[Black and White by Timothy Thomas Fortune]@TWC D-Link book
Black and White

CHAPTER XV
2/17

Deprive me of pure fresh air, and I die; deprive me of pure fresh water, and I die; deprive me of free opportunity to earn my bread by the sweat of my brow, by sowing in the sowing time and reaping in the reaping time, and I die.

There is no escape from this aspect of the case: there is no logic that can reduce these truisms to sophistries.

They are founded in the omnipotent laws of God, and are as universal as the earth.

They apply with as much truth to life in the United States as in Dahomey; they operate in like nature upon the savage as upon man in the civilized state.

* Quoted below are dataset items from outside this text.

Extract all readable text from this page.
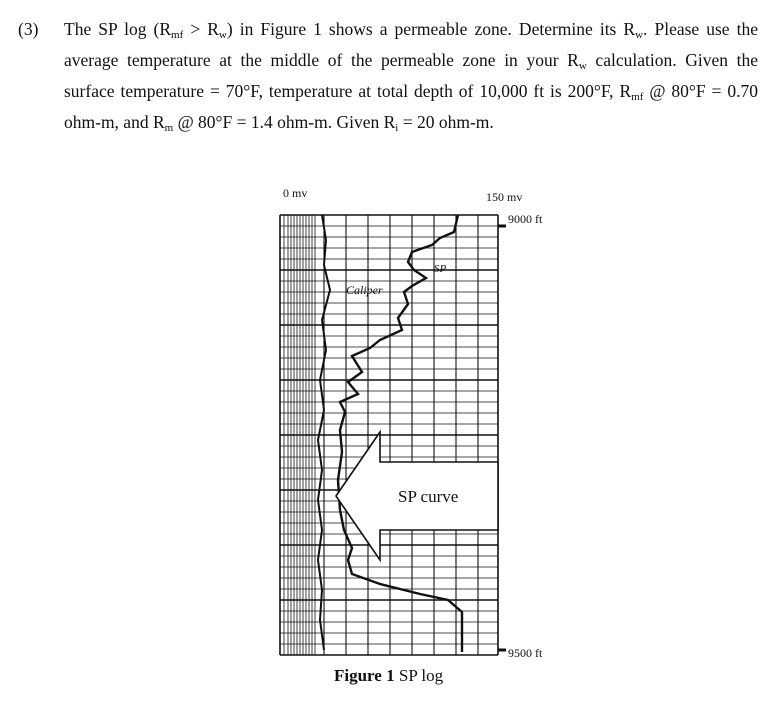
(3) The SP $\log (R_{mf} > R_w)$ in Figure 1 shows a permeable zone. Determine its $R_w$. Please use the
average temperature at the middle of the permeable zone in your $R_w$ calculation. Given the
surface temperature = 70°F, temperature at total depth of 10,000 ft is 200°F, $R_{mf}$ @ 80°F = 0.70
ohm-m, and $R_m$ @ 80°F = 1.4 ohm-m. Given $R_i = 20$ ohm-m.
0 mv	150 mv
9000 ft
9500 ft
Caliper
SP
SP curve
Figure 1 SP log
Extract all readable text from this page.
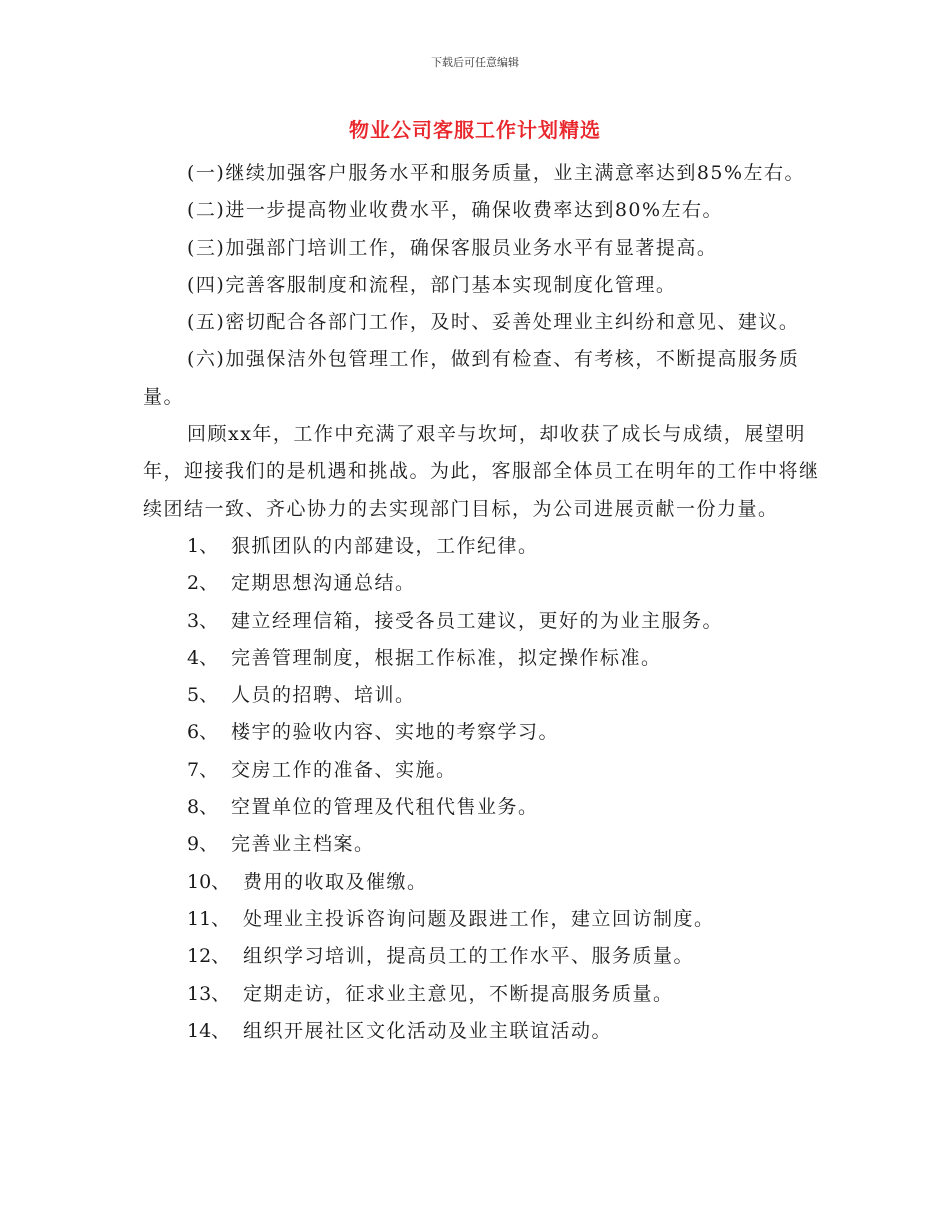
下载后可任意编辑
物业公司客服工作计划精选

(一)继续加强客户服务水平和服务质量，业主满意率达到85%左右。

(二)进一步提高物业收费水平，确保收费率达到80%左右。

(三)加强部门培训工作，确保客服员业务水平有显著提高。

(四)完善客服制度和流程，部门基本实现制度化管理。

(五)密切配合各部门工作，及时、妥善处理业主纠纷和意见、建议。

(六)加强保洁外包管理工作，做到有检查、有考核，不断提高服务质量。

回顾xx年，工作中充满了艰辛与坎坷，却收获了成长与成绩，展望明年，迎接我们的是机遇和挑战。为此，客服部全体员工在明年的工作中将继续团结一致、齐心协力的去实现部门目标，为公司进展贡献一份力量。

1、 狠抓团队的内部建设，工作纪律。
2、 定期思想沟通总结。
3、 建立经理信箱，接受各员工建议，更好的为业主服务。
4、 完善管理制度，根据工作标准，拟定操作标准。
5、 人员的招聘、培训。
6、 楼宇的验收内容、实地的考察学习。
7、 交房工作的准备、实施。
8、 空置单位的管理及代租代售业务。
9、 完善业主档案。
10、 费用的收取及催缴。
11、 处理业主投诉咨询问题及跟进工作，建立回访制度。
12、 组织学习培训，提高员工的工作水平、服务质量。
13、 定期走访，征求业主意见，不断提高服务质量。
14、 组织开展社区文化活动及业主联谊活动。
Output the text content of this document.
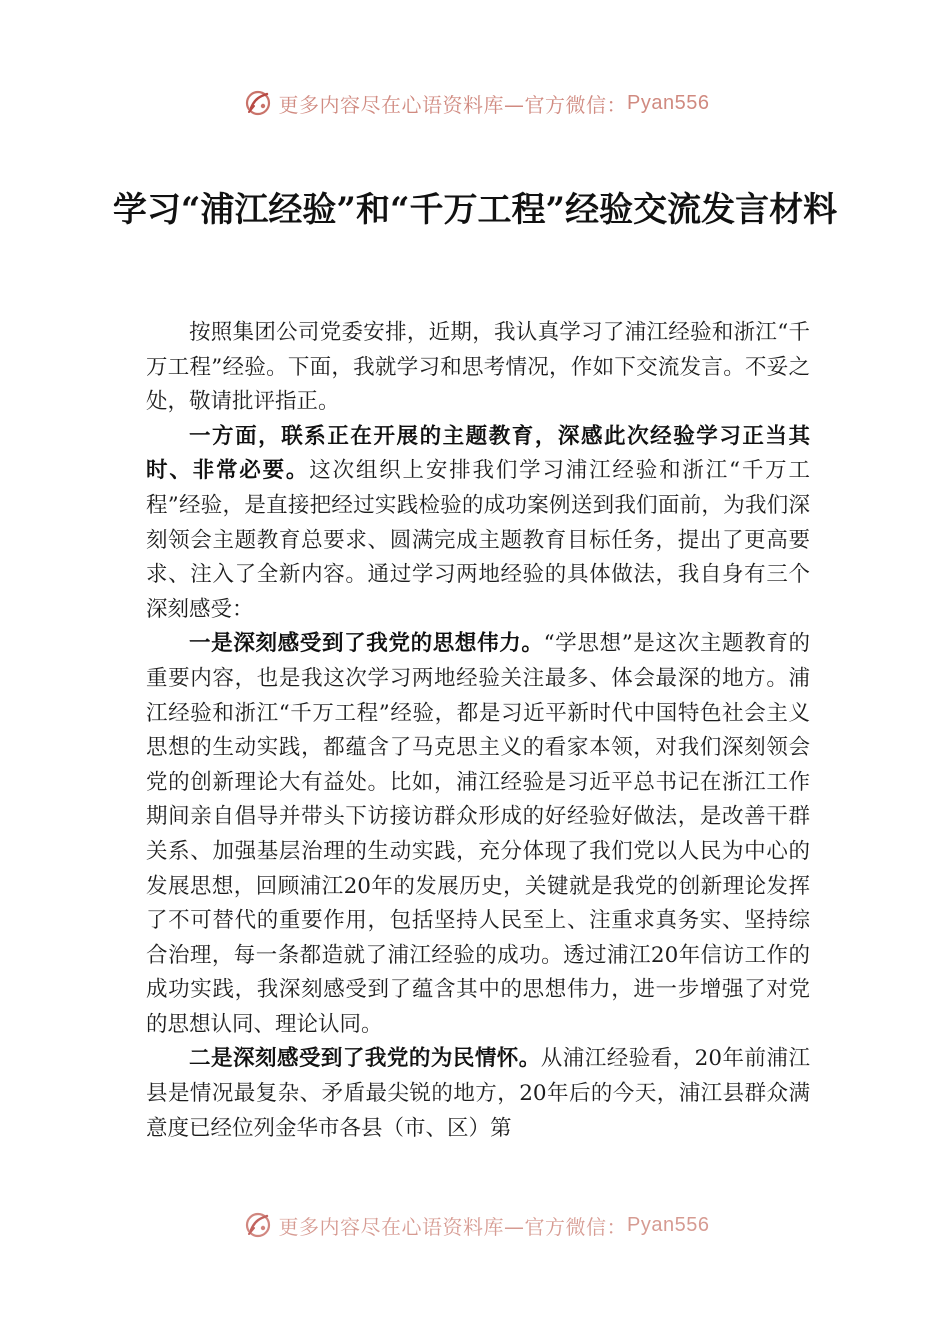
更多内容尽在心语资料库—官方微信： Pyan556
学习“浦江经验”和“千万工程”经验交流发言材料

按照集团公司党委安排，近期，我认真学习了浦江经验和浙江“千万工程”经验。下面，我就学习和思考情况，作如下交流发言。不妥之处，敬请批评指正。

一方面，联系正在开展的主题教育，深感此次经验学习正当其时、非常必要。这次组织上安排我们学习浦江经验和浙江“千万工程”经验，是直接把经过实践检验的成功案例送到我们面前，为我们深刻领会主题教育总要求、圆满完成主题教育目标任务，提出了更高要求、注入了全新内容。通过学习两地经验的具体做法，我自身有三个深刻感受：

一是深刻感受到了我党的思想伟力。“学思想”是这次主题教育的重要内容，也是我这次学习两地经验关注最多、体会最深的地方。浦江经验和浙江“千万工程”经验，都是习近平新时代中国特色社会主义思想的生动实践，都蕴含了马克思主义的看家本领，对我们深刻领会党的创新理论大有益处。比如，浦江经验是习近平总书记在浙江工作期间亲自倡导并带头下访接访群众形成的好经验好做法，是改善干群关系、加强基层治理的生动实践，充分体现了我们党以人民为中心的发展思想，回顾浦江20年的发展历史，关键就是我党的创新理论发挥了不可替代的重要作用，包括坚持人民至上、注重求真务实、坚持综合治理，每一条都造就了浦江经验的成功。透过浦江20年信访工作的成功实践，我深刻感受到了蕴含其中的思想伟力，进一步增强了对党的思想认同、理论认同。

二是深刻感受到了我党的为民情怀。从浦江经验看，20年前浦江县是情况最复杂、矛盾最尖锐的地方，20年后的今天，浦江县群众满意度已经位列金华市各县（市、区）第

更多内容尽在心语资料库—官方微信： Pyan556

Individual ownership in the land is a transgression of the common right of man, and a usurpation which produces nearly, if not all, the evils which result upon our civilization; the inequalities which produce pauperism, vice, crime, and wide-spread demoralization among all the so-called "lower classes;" which produce, side by side, the millionaire and the tramp, the brownstone front and the hut of the squatter, the wide extending acres of the bonanza farm and the small holding, the lord of the manor and the cringing serf, peasant and slave.
I maintain, with other writers upon this land question, that land is common property, the property of the whole people, and that it cannot be alienated from the people without producing the most fearful consequences.